Blumig geht es am Weltfrauentag auf dem Ettenhuber Parkplatz in Wolfratshausen zu. Eine Gruppe hat sich dort versammelt. An die Frauen verteilt Ludwig („Wiggerl“) Gollwitzer, Vorsitzender des Historischen Vereins, eine Rose. Doch nicht die Zeitgenossinnen sollen Thema sein, sondern ihre Vorgängerinnen - jene Frauen, die Wolfratshausen in der Vergangenheit prägten.
Die Sichtbarkeit historischer Frauen in der Stadt war wie an vielen Orten gering. Gerade mal eine einzige Straße von 187 ist nach einer Frau benannt. Seit 2021 veranstaltet der Historische Verein daher Aktionen, um der Unsichtbarkeit von Frauen etwas entgegenzusetzen. Am 8. März, dem Weltfrauentag, geht es um die Wohn- und Wirkungsstätten einiger Wolfratshauserinnen im Untermarkt.

Fünf Stationen beinhaltet die Tour. „Ein unbeachtetes Leben“ heißt es im Kalender „Wolfratshauser Weibsbilder“ zum Leben der Dekorationsnäherin Anna Gutmeyr. Ihre Wirkungsstätte befand sich im Haus der „Raumausstattung Hierl“, das bis heute im Untermarkt zu finden ist. Anwesend ist Gutmeyrs Neffe, Peter Hierl, der das Geschäft leitet und von seiner Tante berichtet. Anna Gutmeyr wird während des Ersten Weltkriegs geboren und muss bereits mit zwölf Jahren die Schule verlassen, um ihrer Mutter im Laden zu helfen, nachdem diese erkrankte. Erst mit 50 Jahren heiratet sie und führt auch während ihrer Ehe weiter den Laden. „Wenn sie nicht so fleißig gewesen wäre, wäre das Geschäft nicht mehr da“, erzählt Hierl.
In der Nähe befindet sich die ehemalige Kneipe „Heustadl“. Gertraud Zistl, ebenfalls geborene Wolfratshauserin, war das Herz und die Wirtin der In-Kneipe. „Sie hat für jeden ein offenes Ohr gehabt“, berichtet Tochter Dorothea Zistl. Das Heustadl war Szenetreff für Einwohner aller Altersklassen. Bedürftige konnten dort Zuflucht finden, jeden nahm Zistl gerne auf. „Bei uns war nie Stillstand im Haus“, sagt ihre Tochter lächelnd.

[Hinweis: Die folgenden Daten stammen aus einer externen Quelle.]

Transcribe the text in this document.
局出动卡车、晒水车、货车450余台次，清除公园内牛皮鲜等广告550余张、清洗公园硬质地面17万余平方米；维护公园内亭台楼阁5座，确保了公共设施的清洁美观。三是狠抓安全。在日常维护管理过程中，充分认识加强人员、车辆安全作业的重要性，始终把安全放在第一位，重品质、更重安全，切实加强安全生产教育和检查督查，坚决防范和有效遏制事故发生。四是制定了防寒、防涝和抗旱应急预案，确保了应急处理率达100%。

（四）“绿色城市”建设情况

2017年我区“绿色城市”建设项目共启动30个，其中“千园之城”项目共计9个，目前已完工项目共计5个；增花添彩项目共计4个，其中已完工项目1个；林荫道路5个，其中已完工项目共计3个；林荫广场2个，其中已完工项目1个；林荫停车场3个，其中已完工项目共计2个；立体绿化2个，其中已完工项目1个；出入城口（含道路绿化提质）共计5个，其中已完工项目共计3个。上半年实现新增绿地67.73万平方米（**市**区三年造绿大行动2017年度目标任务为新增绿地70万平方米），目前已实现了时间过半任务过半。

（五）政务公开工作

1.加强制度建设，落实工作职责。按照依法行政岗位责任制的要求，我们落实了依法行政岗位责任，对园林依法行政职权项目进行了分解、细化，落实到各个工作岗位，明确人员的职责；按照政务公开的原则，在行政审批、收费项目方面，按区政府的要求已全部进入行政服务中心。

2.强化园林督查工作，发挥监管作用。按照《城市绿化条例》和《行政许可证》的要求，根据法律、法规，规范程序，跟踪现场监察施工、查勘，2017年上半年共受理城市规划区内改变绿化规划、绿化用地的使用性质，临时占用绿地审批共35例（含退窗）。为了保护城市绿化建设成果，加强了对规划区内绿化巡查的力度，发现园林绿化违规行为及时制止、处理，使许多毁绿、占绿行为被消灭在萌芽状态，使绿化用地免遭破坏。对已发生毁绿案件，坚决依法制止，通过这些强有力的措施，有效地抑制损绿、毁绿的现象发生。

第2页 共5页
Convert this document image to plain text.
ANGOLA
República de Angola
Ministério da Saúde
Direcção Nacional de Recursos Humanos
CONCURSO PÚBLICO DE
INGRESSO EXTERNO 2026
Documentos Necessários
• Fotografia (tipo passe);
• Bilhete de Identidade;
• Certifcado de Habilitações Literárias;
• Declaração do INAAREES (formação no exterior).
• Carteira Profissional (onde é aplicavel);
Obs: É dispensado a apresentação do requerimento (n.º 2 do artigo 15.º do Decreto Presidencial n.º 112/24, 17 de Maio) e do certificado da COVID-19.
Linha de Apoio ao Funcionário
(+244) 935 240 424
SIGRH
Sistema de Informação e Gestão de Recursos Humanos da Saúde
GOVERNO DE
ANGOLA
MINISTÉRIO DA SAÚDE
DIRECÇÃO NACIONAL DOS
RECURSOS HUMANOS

In der literarischen Welt hinterließ eine Wolfratshauserin ebenfalls ihre Spuren: Mari Hold, geboren im Eisenamtshaus, war Bertold Brechts Haushälterin. Mit 13 Jahren verlässt sie ihre Heimatstadt, um zunächst die Haushälterin seines Vaters zu werden. Später folgt sie Brecht nicht nur nach Berlin, sondern sogar ins Exil. Als er seine zweijährige Tochter in Deutschland zurücklassen muss, versteckt Hold sie bei ihren Eltern vor den Nazis. Als Ausdruck seiner Verbundenheit widmet Brecht ihr zur Hochzeit ein Gedicht, das Gollwitzer vorträgt: „Gäste lobten Sie und fragten: Was ist das für ein / Schönes Mädchen? Und ich sagte: sie ist / Aus Baiern, dem Land, wo ich auch her bin“.
Brechts Haushälterin kam aus Wolfratshausen
Der nächste Halt ist der Gasthof Haderbräu. Im 18. Jahrhundert prägte Maria Franziska Arnold die ehemalige Brauerei. Zudem war sie Mutter von elf Kindern. Während die Teilnehmer noch beeindruckt von den Geschichten sind, schleicht hinter ihnen eine Darstellerin der „Loisachtaler Bauernbühne“ in den Innenhof des Gasthauses. Sie spielt die „schöne Uschi“, die nun selbst von ihrem Leben im Wolfratshausen des 15. Jahrhunderts berichtet.
Die Tour macht eines deutlich: Die historischen Wolfratshauserinnen waren nicht nur tüchtig, sondern ebenso vielfältig. Wenn es auch im Stillen war, so prägten sie die Stadt. „Uns ist wichtig, dass Leistungen von Frauen, die sonst nie erwähnt wurden, gewürdigt werden“, betont Gollwitzer. Frauen waren ein genauso wichtiger Teil des Stadtlebens wie Männer.